In the context of DACs, different DACs produce different outputs. With the same impulse signal, one DAC may produce 2 mS of post-ringing and no pre-ringing, while another may produce 1 mS of pre-ringing and 1 mS of post-ringing. In both of those cases, you have extra signal - the ringing - that "doesn't belong" - which counts as distortion of some sort. We now have to introduce another concept called "masking". What that means is that, if a very quiet noise happens just before or just after a loud noise, we don't hear the quiet noise (we say "the quieter noise is masked by the louder noise"). However, how masking works is very complicated. How well a louder noise masks a quieter one depends on how the frequencies of the noises relate, their relative loudnesses, and their relative timing - and all that depends on frequency range in which they occur. So, for example, a 1 kHz noise at a certain level will entirely mask a 500 Hz noise that occurs within a certain number of milliseconds of it, and is a certain number of dB quieter. And masking is not symmetrical in time; a loud noise masks a quiet noise of similar frequency that occurs
AFTER it much better, and for a longer period of time, than one that occurs before it.
So here's the theory about how those two DACs could produce different "height information"...... Both DACs produce some extra ringing that shouldn't be there. However, with some particular signal, one of those DACs produces 1 mS of ringing before the signal, and 1 mS of ringing after it, while the other DAC produces 2 mS of ringing after the signal, and none before it. Since it is known that masking works better when the quiet signal is after the loud one, this means that, due to masking, the ringing on the DAC with 2 mS of post-ringing is
LESS AUDIBLE than the ringing on the DAC with 1 mS of pre-ringing and 1 mS of post-ringing.
(Just to be perfectly clear, the fact that this ringing exists, and that it is different for different DAC filters, is not at all in question. It is easy to measure, and easy to demonstrate, and is shown and spelled out on most DAC chip spec sheets. It can also be deliberately exaggerated to the point where it is clearly audible to anyone. The
ONLY question is whether specific differences present in specific real-world DAC chips are audible or not.)
Now, assuming that our brain interprets the sound of that ringing as "height information" - perhaps because it mimics the reverberance information of a high ceiling - the DAC with the less well-masked ringing makes music sound like the source has more height. (So, even if we don't hear the ringing as a sound, the differences in the ringing on the two DACs produces a signal that tricks the "height calculators" in our brains to perceive different room sizes or instrument locations.) And, yes, this is one of those situations where the claim is that a cue that we can't "hear" still influences our "experience" in other ways. Unfortunately, this is a very complicate subject and, contrary to what some people seem to want to think, it is not perfectly understood yet.

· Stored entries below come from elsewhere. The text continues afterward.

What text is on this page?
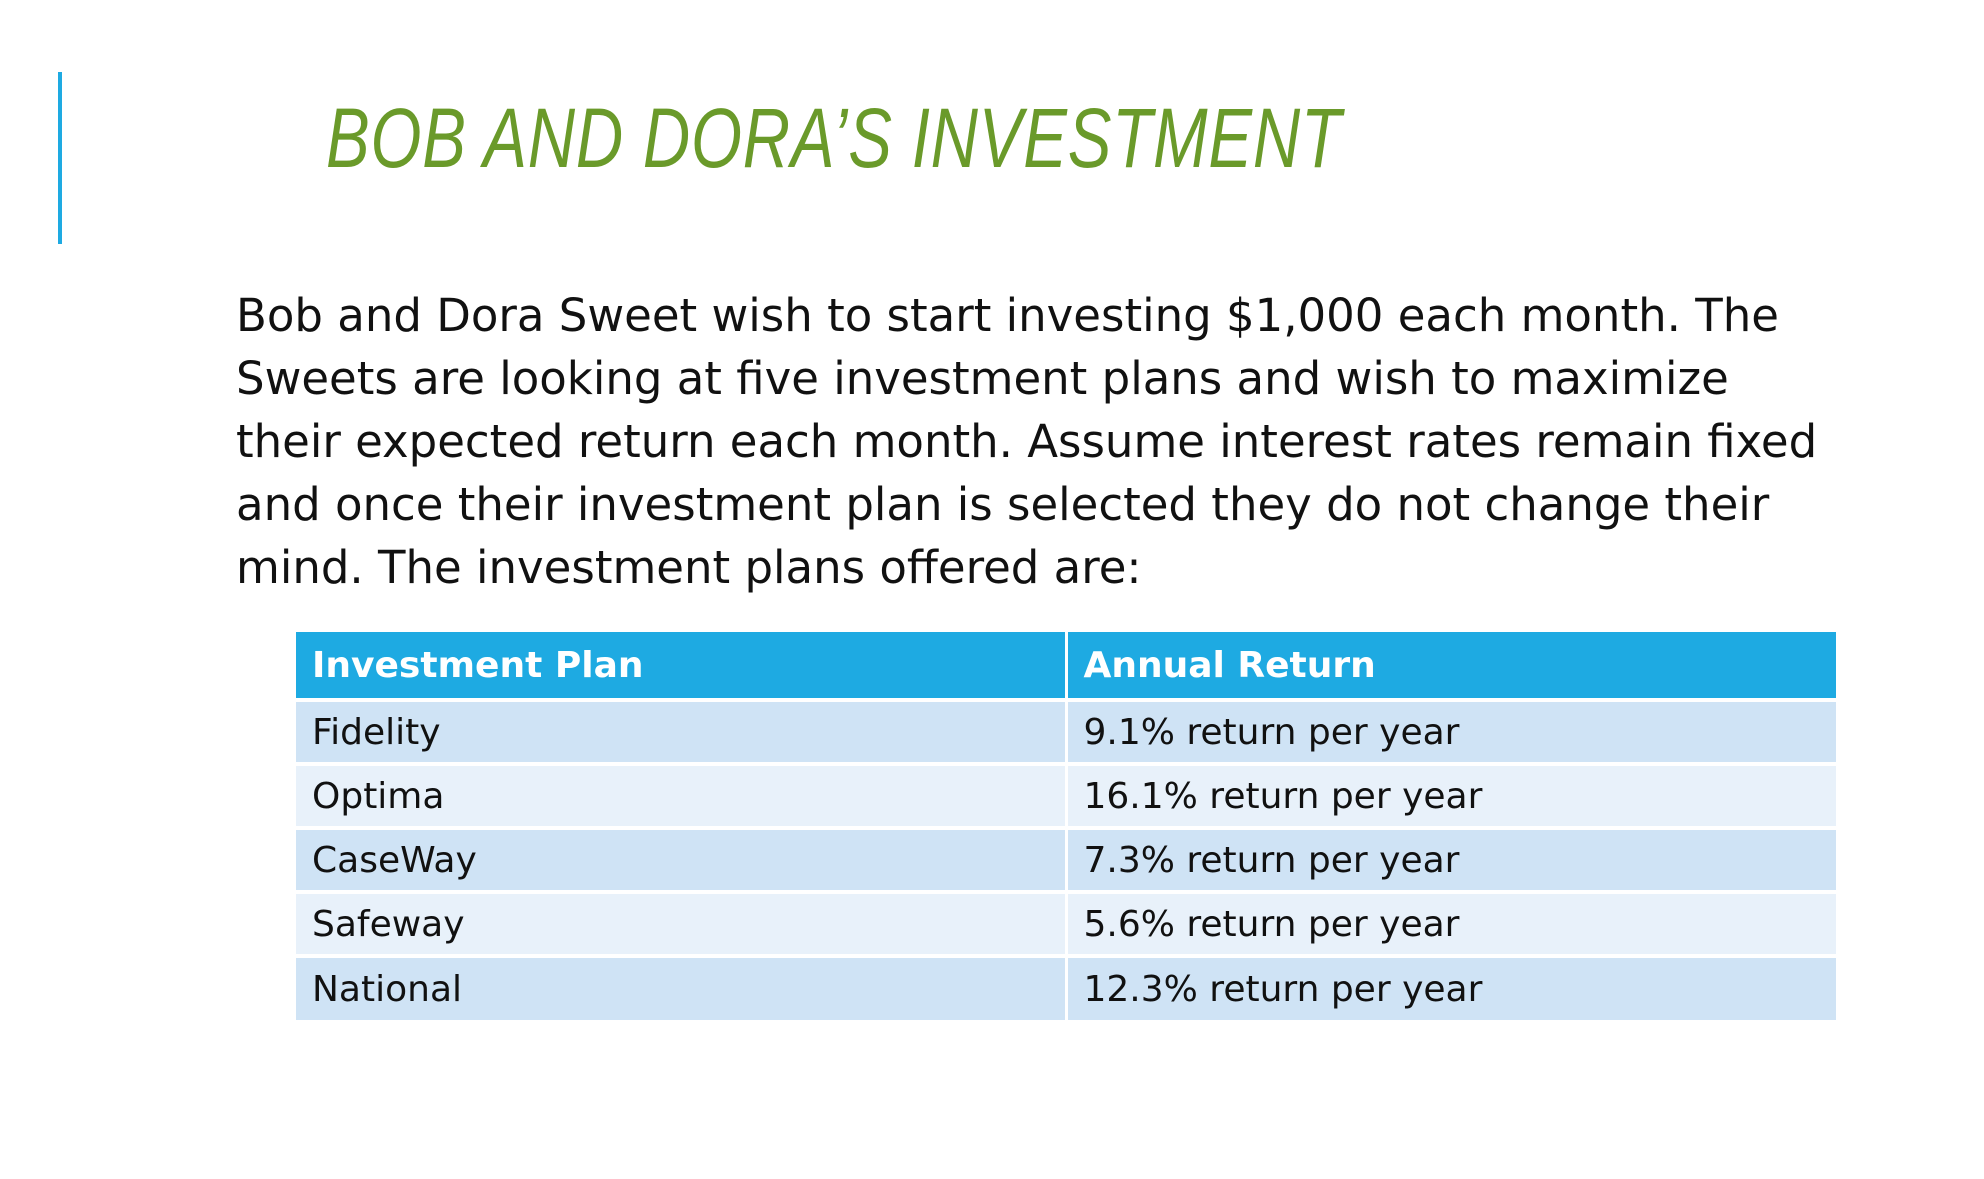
BOB AND DORA’S INVESTMENT

Bob and Dora Sweet wish to start investing $1,000 each month. The Sweets are looking at five investment plans and wish to maximize their expected return each month. Assume interest rates remain fixed and once their investment plan is selected they do not change their mind. The investment plans offered are:

Investment Plan	Annual Return
Fidelity	9.1% return per year
Optima	16.1% return per year
CaseWay	7.3% return per year
Safeway	5.6% return per year
National	12.3% return per year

(Note that I'm not necessarily saying that the theory is correct - however, that IS the theory, and nobody has proven that it is
NOT correct yet.)
To test this theory, we would have to compare not only whether people hear a difference between those filters, but whether the people who claim to hear a difference claim that one "always produces a higher image than the other" or not...
It's easy enough to prove to yourself that the situation is very complex. Just put one finger or earplug in one of your ears. You will find that, even though it may not be accurate, you
WILL still have a strong sense of where music and other sounds are coming from - the world does not "turn into mono" like you may think it would when you can only hear with one ear, so there are obviously lots of cues that your brain is using besides the relative timing and levels between your two ears.